Dissipative Deep Neural Dynamical Systems

TL;DR

This paper establishes conditions for dissipativity and stability in neural network-based dynamical systems, using classical analysis methods to interpret neural networks as affine maps and examining their energy and stability properties.

Contribution

It introduces a framework to analyze neural networks as dynamical systems, providing tools to assess their dissipativity, stability, and behavior through local linear operator analysis.

Findings

Neural networks can be characterized as dissipative systems with energy bounds.

Eigenvalue spectra vary with network parameters, affecting stability.

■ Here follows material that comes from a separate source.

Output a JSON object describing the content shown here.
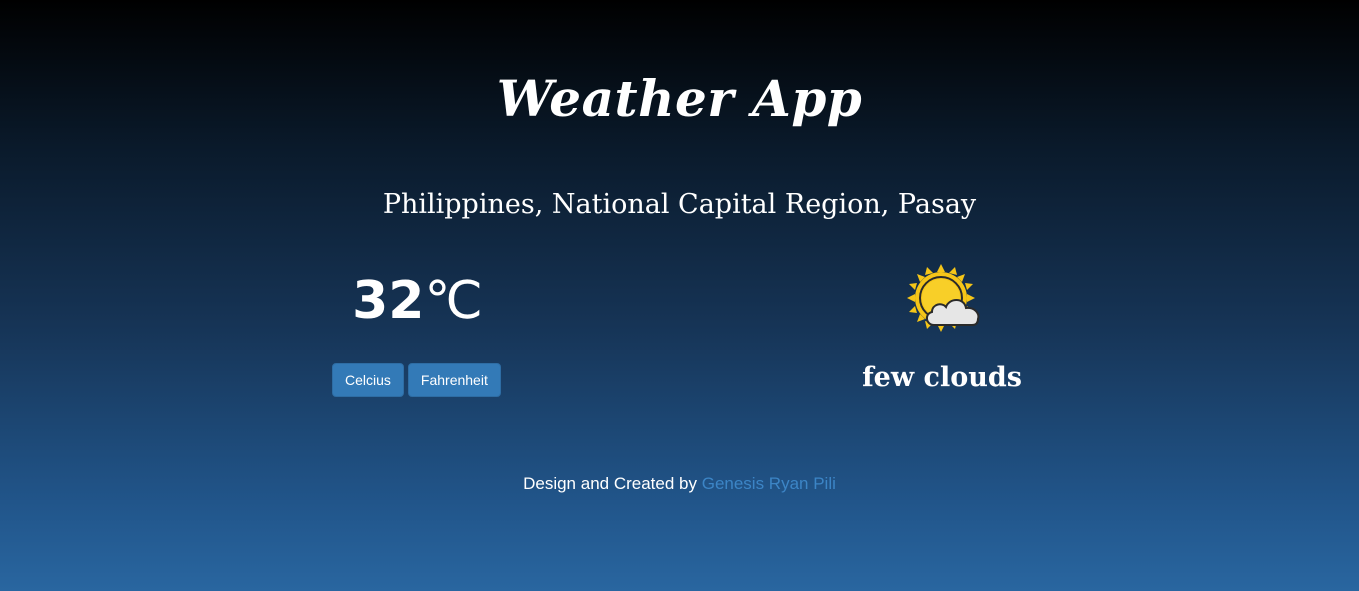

Analysis reveals how weight and bias configurations influence dynamical behavior.

Abstract

In this paper, we provide sufficient conditions for dissipativity and local asymptotic stability of discrete-time dynamical systems parametrized by deep neural networks. We leverage the representation of neural networks as pointwise affine maps, thus exposing their local linear operators and making them accessible to classical system analytic and design methods. This allows us to "crack open the black box" of the neural dynamical system's behavior by evaluating their dissipativity, and estimating their stationary points and state-space partitioning. We relate the norms of these local linear operators to the energy stored in the dissipative system with supply rates represented by their aggregate bias terms. Empirically, we analyze the variance in dynamical behavior and eigenvalue spectra of these local linear operators with varying weight factorizations, activation functions, bias terms, and depths.